Yummy! Pekat Lezat Es Krim Buah Keluak yang Eksotik

Yummy! Pekat Lezat Es Krim Buah Keluak yang Eksotik

- detikFood
Rabu, 29 Okt 2014 14:34 WIB
Foto: Detikfood
Jakarta - Nama buah keluak identik dengan rawon. Buah ini memang identik dengan Indonesia khususnya Jawa Timur. Masakan dengan keluak dikenal juga di Toraja, Jawa Barat dan Jakarta.

Buah bernama Latin Pangium edule ini merupakan buah asli Indonesia yang juga dikenal di Malaysia dan Singapura. Disebut juga kepayang, keluak, panggi, pucung atau picung.
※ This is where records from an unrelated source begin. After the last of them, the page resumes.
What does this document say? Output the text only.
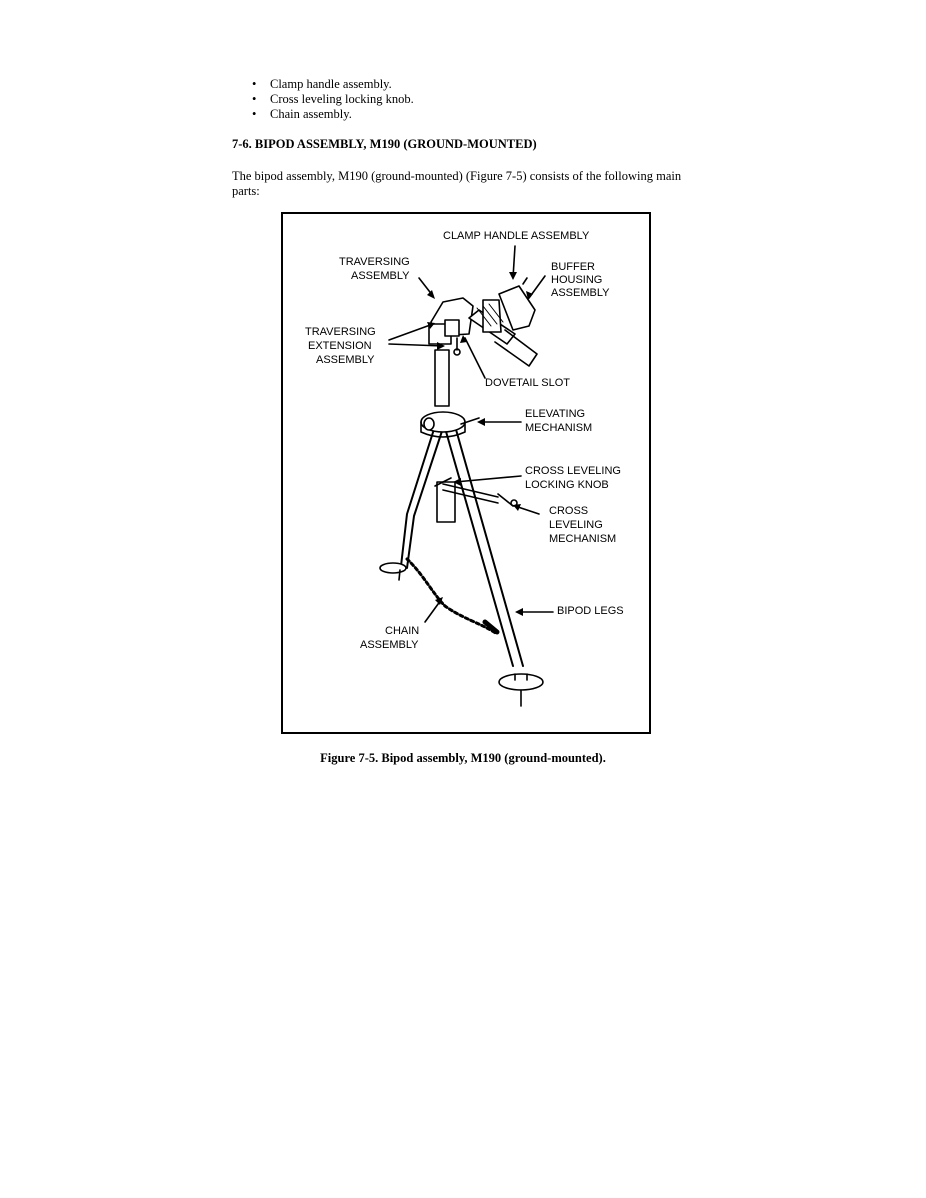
• Clamp handle assembly.
• Cross leveling locking knob.
• Chain assembly.

7-6. BIPOD ASSEMBLY, M190 (GROUND-MOUNTED)

The bipod assembly, M190 (ground-mounted) (Figure 7-5) consists of the following main parts:

CLAMP HANDLE ASSEMBLY
TRAVERSING
ASSEMBLY
BUFFER
HOUSING
ASSEMBLY
TRAVERSING
EXTENSION
ASSEMBLY
DOVETAIL SLOT
ELEVATING
MECHANISM
CROSS LEVELING
LOCKING KNOB
CROSS
LEVELING
MECHANISM
BIPOD LEGS
CHAIN
ASSEMBLY

Figure 7-5. Bipod assembly, M190 (ground-mounted).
Di banyak negara Asia, keluak dikenal sebagai buah beracun. Karena buah berkulit keras ini memang tak bisa dikonsumsi langsung karena mengandung hidrogen sianida.

SCROLL TO CONTINUE WITH CONTENT

Setelah dipetik buah ini harus direbus beberapa saat. Kemudian diperam dalam sekam selama 40 hari. Proses perebusan dan fermentasi ini untuk melarutkan hidrogen sianida. Hasilnya daging buah akan menjadi lembut, cokelat kehitaman dengan aroma agak asam.

Dari segi nutrisi buah yang dikenal sebagai buah beracun ini punya kandungan nutrisi yang baik. Tiap 100 gram mengandung energi 273 kilokalori, protein 10 gram, karbohidrat 13,5 gram dan lemak 24 gram. Kandungan vitamin C nya cukup tinggi, 30 mg juga mengandung sejumlah mineral penting. Karenanya buah ini bisa menjaga kesehatan hati.

Selain Indonesia, Singapura memiliki olahan keluak khas peranakan, Ayam Buah Keluak. Hanya saja buah keluak tidak dihaluskan bersama bumbu tetapi daging buahnya dibiarkan utuh dan dimasak bersama ayam dan bumbunya.

Namun, kreativitas seorang chef justru tertantang saat melihat buah keluak yang tampilannya hitam. Candlenut, sebuah restoran di Dorsett Residences, New Bridge Road, Singapura.

Dalam menu dessert kecuali Durian Soup, Ice Cream Buah Keluak juga jadi favorit pengunjung. Dessert ini berupa satu skop es krim dari buah keluak yang dicampur dengan 80% cokelat Valrhona. Warnanya cokelat pekat.

Di bagian bawahnya ditaruh salted caramel, bongkahan chocolate crumble dan remahan chilli kemudian disiram dengan milk chocolate espuna yang hangat berwarna cokelat muda mengilap.

Rasa pekat keluak terasa lekat di lidah dengan jejak yang kental, lebih kuat dari cokelat. Chocolate crumble memberi tekstur renyah dan saus cokelatnya yang creamy tak terlalu manis justru memberi kesan ekstotik. Apalagi diselingi sedikit gigitan pedas dari cabai.

Resto ini juga punya sajian buah keluak yang lain. Iga Sapi F1 Ranger Valley Wagyu dengan marble 7+ dimasak dengan bumbu keluak yang pekat. Juga ada pilihan ayam dengan bumbu yang sama. Sambal Buah Keluak Prawn yang berupa udang jerbung besar diaduk dengan bumbu keluak dengan irisan halus daun jeruk purut.

Olahan baru buah keluak ini menunjukkan bahwa buah unik ini dengan rasa pekat ini justru menarik untuk dibuat eksperimen. Ternyata sangat lezat dan makin unik rasanya. Tertarik mencoba?